5 Things a Corporate Structure Will Not Shield You Against

When opting to organize your business as a Pty Ltd Company, it’s crucial to have a clear understanding of the specific protections that come with operating under such a company structure and the limitations it may have.

An incorporated company, often denoted by the addition of Pty Ltd after the company name, is among the structures you might contemplate for your new business.

A company is a distinct legal entity and is formally established under the Corporations Act 2001, with registration carried out through the Australian Securities and Investment Commission (ASIC).

Given that a company is a separate legal entity recognized by law, in contrast to sole traders and partnerships, which lack this legal separation, there is a common misconception that adopting a Pty Ltd company structure provides comprehensive protection against all forms of liability.

Travis Preece, SBDC Dispute Resolution Case Manager, cautions against assuming that having a company structure safeguards you from all legal and financial liabilities. While it is accurate that a company can mitigate certain liabilities, such as personal responsibility for company debts, company directors remain subject to obligations outlined in the Corporations Act.

Travis emphasizes the importance of carefully evaluating the most suitable business structure for your specific circumstances, as recommended by your accountant, rather than opting for company registration solely based on the belief that it ensures protection in all situations.

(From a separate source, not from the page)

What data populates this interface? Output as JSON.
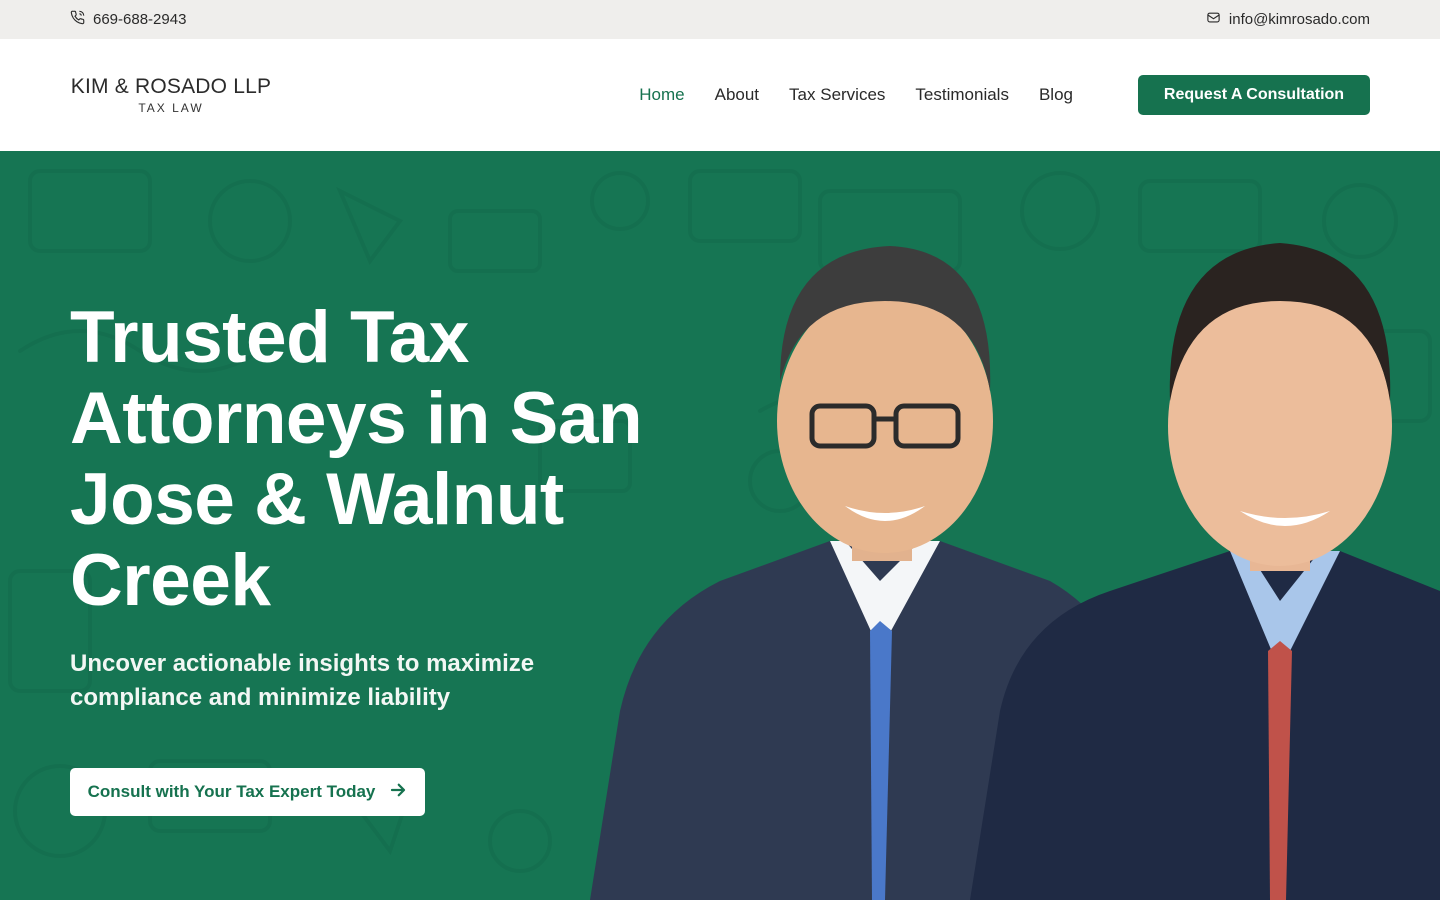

The reality is that each organizational structure comes with its own set of advantages and disadvantages, and the associated costs can vary. Here are five aspects for which you may still retain liability when operating a company.

Employer obligations

If your company has employees, you are likely to have various employer obligations, which include:

  1. Adhering to equal opportunity laws.
  2. Providing pay and employment conditions, including leave entitlements, in accordance with regulations set by the Fair Work Ombudsman.
  3. Reporting employee earnings to the Australian Taxation Office (ATO), collecting withholding (PAYG) taxes, and contributing to employee superannuation funds.
  4. Maintaining employment records for a period of seven years.

Additionally, depending on the size of your company, you may be obligated to pay payroll tax.

Workplace Health and Safety

As a company director, it is imperative to ensure a safe workplace and prioritize the health and safety of both employees and customers. Failure to meet Work Health and Safety (WHS) obligations can result in penalties.

Under the new work health and safety laws in WA, a company can be deemed a ‘person conducting a business or undertaking’ (PCBU) and is bestowed with a primary duty of care to guarantee the health and safety of workers and others affected by the work activities. Additionally, officers can be held accountable for workplace health and safety deficiencies in specific circumstances.

It is mandatory to have workers’ compensation insurance for your staff, including contractors and family members working in your business. Failure to comply with this obligation may incur penalties. Moreover, a documented injury management system outlining the steps to be followed in case of a workplace injury is required.

As part of the new WHS laws, reporting requirements for ‘notifiable incidents’ include serious illness, injury, or death, as well as dangerous incidents occurring during business activities. Familiarizing yourself with your obligations is crucial, and resources are available on the WorkCover WA and Department of Mines, Industry Regulation, and Safety websites.

Director ID

All directors of Australian companies must undergo registration for a director ID, a 15-digit identification number unique to each individual. This identifier remains constant even in the event of a name change or transitioning to a different company.

Directors are required to inform the designated record-holder within their company, such as the company secretary, another director, a contact person, or an authorized agent, about their director ID. Furthermore, directors must provide their director ID to the pertinent record-keepers in any future companies where they assume a directorial role.

The implementation of this distinctive identification system aims to counteract illicit activities such as phoenixing, wherein a new company is established to perpetuate the business of a deliberately liquidated company, evading responsibilities such as settling debts, including taxes, creditors, and employee entitlements.

Personal guarantees

Numerous directors may opt to offer personal guarantees or director’s guarantees when leasing a property or seeking a bank loan. Through these guarantees, directors consent to assume personal liability for the debts of a company. A director’s guarantee can supersede the protection that a company typically offers against personal liability.

Trading insolvent

According to ASIC, a company is deemed insolvent when it is unable to meet its debts as they fall due. Allowing your company to continue trading while insolvent can lead to various consequences, including civil penalties, compensation proceedings, and potential criminal charges.

Travis emphasizes the importance of company owners being vigilant about their business’s financial standing. He notes, “Ignorance is not an excuse when it comes to trading insolvent, so you should establish good financial procedures from the start and keep a keen eye on your financial health with your accountant.”

Travis recommends maintaining thorough financial records and being attentive to signs that your business may be facing difficulties to avoid trading while insolvent. If you sense financial trouble, the SBDC’s free business advisory service is available to offer guidance and connect you with contacts and services that may assist you.